実は恥ずかしい話ですが、育休を取得する前は、なんとなく家計の支出は収入よりは下回ってはいないなぁ、ぐらいの感覚で生活を送っていました。
しかし、確実に支出のほうが上回ってしまっていた育休期間では、少しでも貯金を切り崩す額を減らそうと、家計簿アプリを使用して、支出を漏れなく管理するようになりました。本当に必要なもの・価値のあるものを厳選して買う意識を持つようになりました。
この意識が持てたことは、育休終了後の生活においても、家計管理がしっかりでき、生活水準を上げなくても満足度の高い生活が送れるようになるなど、トータルで考えると、とてもプラスになったことでした。
また家計管理をしっかりと行うようになったことで、今後の人生についてもしっかりと考えるようになりました。

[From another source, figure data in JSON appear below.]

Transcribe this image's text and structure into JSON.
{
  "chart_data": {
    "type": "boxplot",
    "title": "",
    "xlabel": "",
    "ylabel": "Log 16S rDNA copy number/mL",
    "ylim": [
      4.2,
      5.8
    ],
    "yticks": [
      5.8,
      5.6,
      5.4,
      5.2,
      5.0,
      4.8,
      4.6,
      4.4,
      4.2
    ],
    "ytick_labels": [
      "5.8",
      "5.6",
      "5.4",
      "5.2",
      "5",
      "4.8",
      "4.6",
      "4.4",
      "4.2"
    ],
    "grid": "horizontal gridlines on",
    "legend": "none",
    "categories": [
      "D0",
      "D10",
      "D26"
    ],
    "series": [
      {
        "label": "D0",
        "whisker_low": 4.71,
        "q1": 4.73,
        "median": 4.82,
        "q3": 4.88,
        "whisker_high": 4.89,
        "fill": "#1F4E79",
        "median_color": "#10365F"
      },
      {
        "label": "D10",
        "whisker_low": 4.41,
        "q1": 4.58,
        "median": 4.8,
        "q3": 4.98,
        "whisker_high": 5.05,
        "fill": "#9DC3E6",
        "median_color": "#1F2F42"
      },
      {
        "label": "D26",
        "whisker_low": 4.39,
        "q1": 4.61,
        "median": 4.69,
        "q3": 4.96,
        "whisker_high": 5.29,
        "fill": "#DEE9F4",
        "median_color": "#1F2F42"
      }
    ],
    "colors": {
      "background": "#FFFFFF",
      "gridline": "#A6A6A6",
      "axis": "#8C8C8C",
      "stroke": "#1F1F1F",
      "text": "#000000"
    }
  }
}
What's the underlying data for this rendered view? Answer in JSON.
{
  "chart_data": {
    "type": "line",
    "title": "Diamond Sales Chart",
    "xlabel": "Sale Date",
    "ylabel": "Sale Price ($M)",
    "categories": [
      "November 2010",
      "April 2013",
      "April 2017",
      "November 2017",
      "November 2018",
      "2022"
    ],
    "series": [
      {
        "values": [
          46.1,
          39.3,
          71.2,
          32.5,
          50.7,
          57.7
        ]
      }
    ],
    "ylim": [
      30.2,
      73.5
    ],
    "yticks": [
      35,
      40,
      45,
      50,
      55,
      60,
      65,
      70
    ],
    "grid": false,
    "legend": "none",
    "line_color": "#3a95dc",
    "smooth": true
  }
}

仕事に忙殺していた時と違い、家にいることで子どもや妻、家族と向き合う時間が多くなり、気持ちにも多少、余裕ができたことで、今後の人生についても真剣に考えるきっかけとなりました。
自分の子どもとこれからどういう生活を送っていきたいのか、どんな家庭にしていきたいのか、自分にとって大切なものは何なのか、将来自分はどうなっていたら幸せなんだろうか、様々なことを時間をかけて考えることができました。
育休を取得したことで、仕事一筋のような生活から一度立ち止まるきっかけができました。
そのおかげで、視野が広がり、考え方も柔軟になり、生き方にも変化があり、人生がより楽しいものになりました。
まとめ
男性教員が育休取得するメリット・デメリット
【デメリット】
・収入が減少する
・夫婦仲が悪くなると大変
【メリット】
・子どもと過ごす時間が増える
・家事育児のスキルが向上する
・家計や人生設計を見直すきっかけになる
以上のように私自身が1年間の育休取得で経験したことを元に記させていただきました。
男性の育休取得は今とても話題になっていますが、私自身は育休取得したことに関して、本当に良かったと思っています。
デメリットはもちろんありますが、メリットも多く、今までの人生において本当に貴重な経験ができた期間でした。
今回の記事で、私の経験を伝えることで、男性教員の方など育休取得に関して悩まれている方に、何かよいきっかけとなれば幸いです。
最後までお読みいただきありがとうございました。